Moses and the mountains
At church, they are teaching a series on mountaintop moments and last Sunday, discussed Moses and his encounter at the burning bush, along with his receiving of the covenant with the people of Israel. Those were big, defining moments of Moses’ life to be sure.
However, one of the things I’m struck by when I read Scripture is how utterly ordinary most of the people’s lives were. There may be big moments- appearances by angels, a flaming bush in the wilderness, the high priest and other emissaries of the king showing up at your front door- but most of life was daily work and faithfulness and questions and obscurity.
The church calendar now has God’s people square in “ordinary time.” There are no big established occasions to celebrate or lament the life of Christ. There is neither fasting or feasting. It is regular life and it consumes most of the church calendar. The Episcopal Church writes that it is a time when the church lives out “the meaning of Christ’s resurrection in ordinary life.”
We cannot live for big moments. They are not ours to produce. Sometimes they come because God interjects into our lives with a burning bush. We must turn aside to see; that is God’s call to us. Other times, God orders us up onto the mountain to speak and hear on behalf of other people. But that was not most of Moses’ life nor was it the extent of Moses’ life with God.
Moses spent time with God. So much that it says that God knew him face to face as a friend. His face shone from being in God’s presence and he had to wear a veil around other people. But this is later in the story. In the beginning, he was sent to do a task where the situation grew worse after his intervention. His life was threatened. After the deliverance of God, he was in charge of this group of people who constantly complained about him and never seemed to quite align with the vision that God had given Moses. For that matter, neither did Moses. But Moses learned to walk with God and obey God right there in those less-than-desirable circumstances.
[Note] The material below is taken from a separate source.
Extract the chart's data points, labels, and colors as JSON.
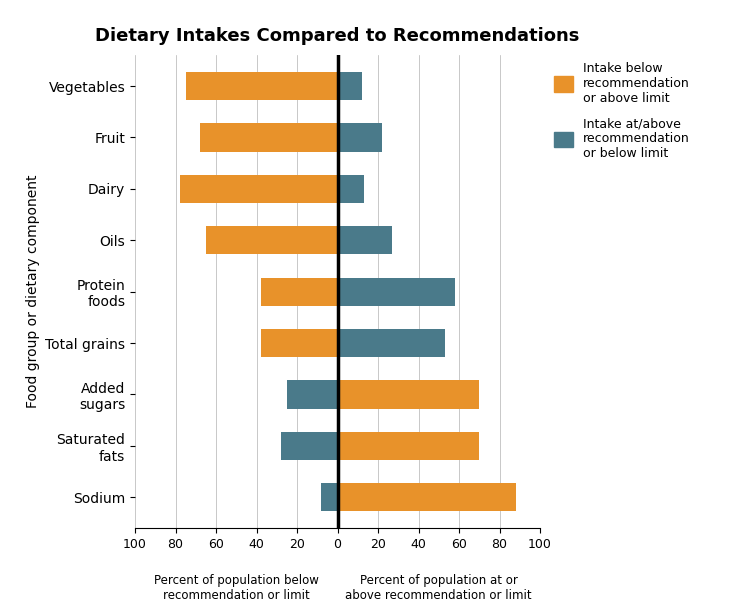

He lived ordinary life. Not from the perspective of Jesus’ resurrection as we do, but as a reflection of the promises that God had made and kept in bringing the people out of slavery. We also live ordinary life. We believe that Jesus rose from the dead and in doing so reigns over the earth as King. We believe that was the defeat of sin and evil and death, though we do not see it in finality yet. And in this space of regular life, we learn to walk with God. We learn to be God’s friend.